Temporary Staffing Agencies: Anti-Black Racism and Inefficacy by Design
By Lulit Shewan
In the United States, the legacy of alternative and temporary work has served to create increasingly unstable jobs that make up a highly visible but often overlooked share of the American workforce. Temporary and staffing agencies are a high-traffic, high-profit industry meant to serve individuals seeking job training for further employment opportunities. These programs largely serve communities of color, low-income Black communities, individuals without postsecondary education, and those who face barriers to “traditional” work. But the temporary staffing industry reveals yet another blatant system of discrimination reminiscent of pre-Civil Rights policies. Temporary staffing agencies create a system of precarious employment that fails to support the work needs of vulnerable groups, while systematically creating vulnerability through poor job conditions, subpar wages, labor exploitation, and racist practices. These agencies are yet another example of how employers and corporations operate at the intersection of profit accumulation and discrimination.
Temp workers are more than twice as likely to be paid poverty wages compared to workers in all industries. These workers are often paid less than their direct-hire counterparts doing the same work. Staffing and temp agencies receive a cut of the hourly fee they charge host employers, which can range from 30 percent to more than 150 percent of the wages the worker receives. Namely, Black women are also overrepresented in occupations that have a disproportionate share of temporary agency workers and are less likely to work in occupations that have a high share of independent contractors or contract workers, as compared to their white counterparts.
An estimated 13 million to 16 million U.S. workers are hired through staffing agencies annually, according to industry estimates. Despite the volume of this industry, U.S. policy poorly enforces the regulation of temp work, and this lack of regulation leaves a wide gap for the largest employers in sectors like warehousing, manufacturing, and increasingly in retail, to use temporary agencies to squeeze more labor from workers. Such poorly regulated programs create new systems of discrimination in poor Black and brown communities, where efficacy and accessibility are deficient.

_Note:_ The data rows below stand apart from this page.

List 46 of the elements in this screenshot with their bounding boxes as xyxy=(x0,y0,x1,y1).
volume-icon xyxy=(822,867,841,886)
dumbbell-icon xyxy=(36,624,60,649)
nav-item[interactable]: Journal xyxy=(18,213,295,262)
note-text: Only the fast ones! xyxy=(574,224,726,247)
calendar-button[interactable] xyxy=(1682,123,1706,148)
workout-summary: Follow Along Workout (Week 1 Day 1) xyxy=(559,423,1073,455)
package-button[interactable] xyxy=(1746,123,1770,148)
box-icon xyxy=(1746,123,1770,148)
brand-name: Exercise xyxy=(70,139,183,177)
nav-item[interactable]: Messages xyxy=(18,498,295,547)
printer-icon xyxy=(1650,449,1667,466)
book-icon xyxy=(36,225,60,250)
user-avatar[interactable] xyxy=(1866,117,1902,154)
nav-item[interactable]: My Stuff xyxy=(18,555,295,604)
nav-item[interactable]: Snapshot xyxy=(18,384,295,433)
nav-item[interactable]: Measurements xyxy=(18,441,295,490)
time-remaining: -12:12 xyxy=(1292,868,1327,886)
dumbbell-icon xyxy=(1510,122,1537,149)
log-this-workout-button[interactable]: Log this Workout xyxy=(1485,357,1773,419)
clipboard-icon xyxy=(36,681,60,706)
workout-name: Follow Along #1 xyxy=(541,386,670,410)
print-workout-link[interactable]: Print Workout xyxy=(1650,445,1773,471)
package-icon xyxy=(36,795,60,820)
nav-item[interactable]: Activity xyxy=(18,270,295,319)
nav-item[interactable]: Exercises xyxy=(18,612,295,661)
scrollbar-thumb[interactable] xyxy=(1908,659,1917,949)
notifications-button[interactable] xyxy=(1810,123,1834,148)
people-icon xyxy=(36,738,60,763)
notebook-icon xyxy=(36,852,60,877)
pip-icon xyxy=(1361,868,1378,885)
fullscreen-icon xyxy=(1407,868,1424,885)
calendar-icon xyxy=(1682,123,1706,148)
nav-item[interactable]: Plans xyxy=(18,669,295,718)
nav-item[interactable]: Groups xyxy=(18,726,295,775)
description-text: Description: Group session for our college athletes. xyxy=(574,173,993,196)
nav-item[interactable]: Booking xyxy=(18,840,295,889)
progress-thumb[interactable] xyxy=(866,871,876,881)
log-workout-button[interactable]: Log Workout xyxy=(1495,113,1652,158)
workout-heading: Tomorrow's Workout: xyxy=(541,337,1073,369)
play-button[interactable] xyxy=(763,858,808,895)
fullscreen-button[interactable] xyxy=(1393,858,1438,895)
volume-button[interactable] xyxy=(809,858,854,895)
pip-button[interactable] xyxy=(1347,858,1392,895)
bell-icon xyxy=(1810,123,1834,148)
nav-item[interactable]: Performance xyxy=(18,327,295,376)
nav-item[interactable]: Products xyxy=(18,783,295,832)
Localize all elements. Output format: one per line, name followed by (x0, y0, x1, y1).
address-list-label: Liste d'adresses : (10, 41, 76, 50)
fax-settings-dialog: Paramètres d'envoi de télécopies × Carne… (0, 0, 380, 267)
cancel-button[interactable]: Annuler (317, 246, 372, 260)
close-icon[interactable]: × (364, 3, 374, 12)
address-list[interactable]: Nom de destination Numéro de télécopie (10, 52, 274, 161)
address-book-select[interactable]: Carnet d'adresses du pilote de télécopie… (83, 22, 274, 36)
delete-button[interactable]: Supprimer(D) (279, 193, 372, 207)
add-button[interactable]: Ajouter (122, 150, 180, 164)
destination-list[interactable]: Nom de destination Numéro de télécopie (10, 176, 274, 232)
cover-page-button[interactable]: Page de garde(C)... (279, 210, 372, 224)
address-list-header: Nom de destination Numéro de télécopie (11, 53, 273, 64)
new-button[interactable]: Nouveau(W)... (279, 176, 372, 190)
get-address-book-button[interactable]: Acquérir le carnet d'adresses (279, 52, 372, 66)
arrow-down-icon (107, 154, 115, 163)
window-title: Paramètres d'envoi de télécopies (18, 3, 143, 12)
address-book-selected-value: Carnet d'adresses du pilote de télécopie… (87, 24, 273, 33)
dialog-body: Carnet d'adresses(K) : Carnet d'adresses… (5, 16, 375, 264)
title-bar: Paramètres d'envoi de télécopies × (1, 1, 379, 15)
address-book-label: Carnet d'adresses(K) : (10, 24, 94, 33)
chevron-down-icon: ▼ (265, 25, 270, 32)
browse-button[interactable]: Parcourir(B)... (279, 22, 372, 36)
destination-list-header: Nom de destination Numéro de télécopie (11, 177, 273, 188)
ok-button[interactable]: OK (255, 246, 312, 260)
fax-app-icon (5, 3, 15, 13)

Among communities of need, employment agencies are also often known to exacerbate the precarity of job programs through misleading information, manipulation, and outright discrimination. The industry is rife with stories of agencies deceiving and often lying about the terms of employment surrounding hours, pay, safety, and the process of temp-to-permanent job trajectory. Many of these agencies operate without a license, send people to jobs that don’t exist, or place them in jobs that don’t pay minimum wage. Oftentimes, these agencies charge a fee to connect individuals to companies with little or poor return. A 2022 NELP study underscoring the systematic manipulation of agencies found that 24 percent of workers reported experiencing wage theft through a staffing agency, in which they were paid less than minimum wage, not paid overtime, or not paid the proper amount for hours they worked. Exaggerating the benefits, salary, or job security of a position is also commonplace across various agencies in several states. Such agencies have also normalized the farcical presentation of temp-to-perm positions, convincing people to work under substandard conditions under the pretense that something better is on the horizon. As of 2022, NELP found that 72 percent of surveyed workers have never been hired into a permanent position from a temp job.
The underbelly of this issue, as is true for all forms of systematic oppression, is racist discrimination. Across various localities and states, a rampant trend of bigotry in hiring serves to further disparage employment opportunities for Black people in need. Many agencies often rely on this discrimination at several points in the recruiting and enlistment process. Stories of this anti-Black discrimination have seen spikes since the inception of the pandemic staffing-agency boom; employers using coded language to request non-Black people for hire, eligibility requirements being illegally skewed, assigning Black applicants to ‘less desirable’ work, or the unmitigated presence of interpersonal racism on the job.
The significant rise of discrimination is a grave concern to the growing temporary workforce that often operates as a lifeline to a very vulnerable workforce, whose threshold for workplace conditions and self-advocacy are greatly skewed due to the precarious nature of this work. Oftentimes, Black workers who attempt to fight back against these discriminatory practices not only fail to see retribution but lose accessibility to this vital work as a whole. It is also important to note that formerly incarcerated individuals are overrepresented in this labor market. These agencies, operating in tandem with employer tax credits, impel workers with criminal records to accept such jobs with low wages and poor working conditions, creating a class of disproportionately Black workers whose desperation employers can exploit.
The poor management and regulation of temporary staffing agencies is yet another facet of a racist workforce system, one that often serves to replicate the poor material conditions that Black laborers, the backbone of this country, have faced since its inception. The truth is clear: these agencies work to serve companies, not workers.
While eliminating barriers in recruitment and hiring and combatting illegal job discrimination are two of six national priorities identified by the Equal Employment Opportunity Commission, it is glaringly evident that these values are seldom upheld and enforced in the temporary staffing industry.